Demetrious Johnson (flyweight, 17-2-1): Why is he in this middle-of-the-road category? "Mighty Mouse" is unbeaten in his four fights following the bantamweight loss to Cruz, but he's had to withstand some hairy moments. The question is: Can John Moraga, his opponent in Saturday night's UFC on Fox 8 main event, put Johnson in a bad position and keep him there? The answer to the first part is probably yes, because others have succeeded at making Demetrious appear vulnerable. But Johnson wears the brass-and-leather belt because no one has succeeded at the second part. Can Moraga finish the job against the champ? He's done so with both of his UFC opponents. But they weren't "Mighty Mouse."

Risky Business

Benson Henderson (lightweight, 19-2): He squeaked by Frankie Edgar to grab away the belt. It was close enough to warrant a rematch ... and Henderson again got the nod, this time by split decision. He mauled Nate Diaz in his next title defense, but then it was back to the tightrope, as Benson split the judges but had his hand raised against Gilbert Melendez. As his next title defense approaches -- it's Aug. 31 in Milwaukee at UFC 164 -- Henderson has professionals once again doing the splits. This time it's oddsmakers: Some list him as a slight underdog, some as a slight favorite, and some view his rematch with Anthony Pettis as a pick 'em fight.

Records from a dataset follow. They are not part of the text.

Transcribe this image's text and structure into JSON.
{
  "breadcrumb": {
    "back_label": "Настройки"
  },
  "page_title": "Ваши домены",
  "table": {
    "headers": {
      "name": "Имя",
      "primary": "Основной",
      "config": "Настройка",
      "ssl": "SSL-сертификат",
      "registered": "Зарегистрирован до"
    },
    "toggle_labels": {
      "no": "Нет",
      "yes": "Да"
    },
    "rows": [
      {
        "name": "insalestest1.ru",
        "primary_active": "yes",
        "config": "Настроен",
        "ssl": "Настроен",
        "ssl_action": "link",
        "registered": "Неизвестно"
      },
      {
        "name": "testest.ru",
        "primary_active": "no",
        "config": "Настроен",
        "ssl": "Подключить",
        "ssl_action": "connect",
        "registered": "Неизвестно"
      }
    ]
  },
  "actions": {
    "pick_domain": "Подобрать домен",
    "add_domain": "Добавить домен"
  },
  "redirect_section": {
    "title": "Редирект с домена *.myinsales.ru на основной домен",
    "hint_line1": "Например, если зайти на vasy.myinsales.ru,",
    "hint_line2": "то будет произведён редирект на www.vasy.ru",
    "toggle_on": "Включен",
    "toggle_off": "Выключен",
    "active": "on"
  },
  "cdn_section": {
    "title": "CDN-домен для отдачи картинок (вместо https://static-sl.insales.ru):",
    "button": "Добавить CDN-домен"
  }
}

But we don't need sportsbooks to tell us Henderson has a daunting challenge on his hands. All we need is a memory capable of going back to Dec. 16, 2010, when Pettis and his cage-walking "Showtime Kick" ninja move defeated Henderson in the final WEC title fight. Henderson has won seven in a row since then, and defended the UFC belt three times. But he has unfinished business with Pettis.

Cain Velasquez (heavyweight, 12-1): Like Henderson, he's lost to his next opponent, too. But while Junior dos Santos landed one big shot to knock out Velasquez when they met amid the pomp and circumstance of the UFC's first appearance on the Fox television network back in November 2011, Velasquez came back just over a year later and crushed "Cigano."

On Oct. 19, in the main event of UFC 166 in Houston, we'll see Velasquez-dos Santos III. Cain's brutal beatdown of Junior in last December's rematch makes him the clear-cut alpha male among the big boys. But we cannot count out Dos Santos. All it takes is one ruinous right hand. And we've already seen him land one of those on Cain.

Chris Weidman (middleweight, 10-0): The guy who knocked out Anderson Silva should be as secure a champion as they come, no? After all, he was man enough to accomplish what the 17 fighters who came before him could not. But the New Yorker has another troublesome challenge immediately ahead: a rematch with Silva. The main event of UFC 168 on Dec. 28 in Las Vegas is going to be fascinating.

The ex-champion (I'm still getting used to calling Silva that) might have had the intimidating aura of untouchable invincibility vaporize around him, but he's still a devastatingly inventive striker. He's still Anderson Silva, and Weidman has to deal with him. Again. If he does slay the dragon forever, Chris will catapult himself to the stratosphere of this game.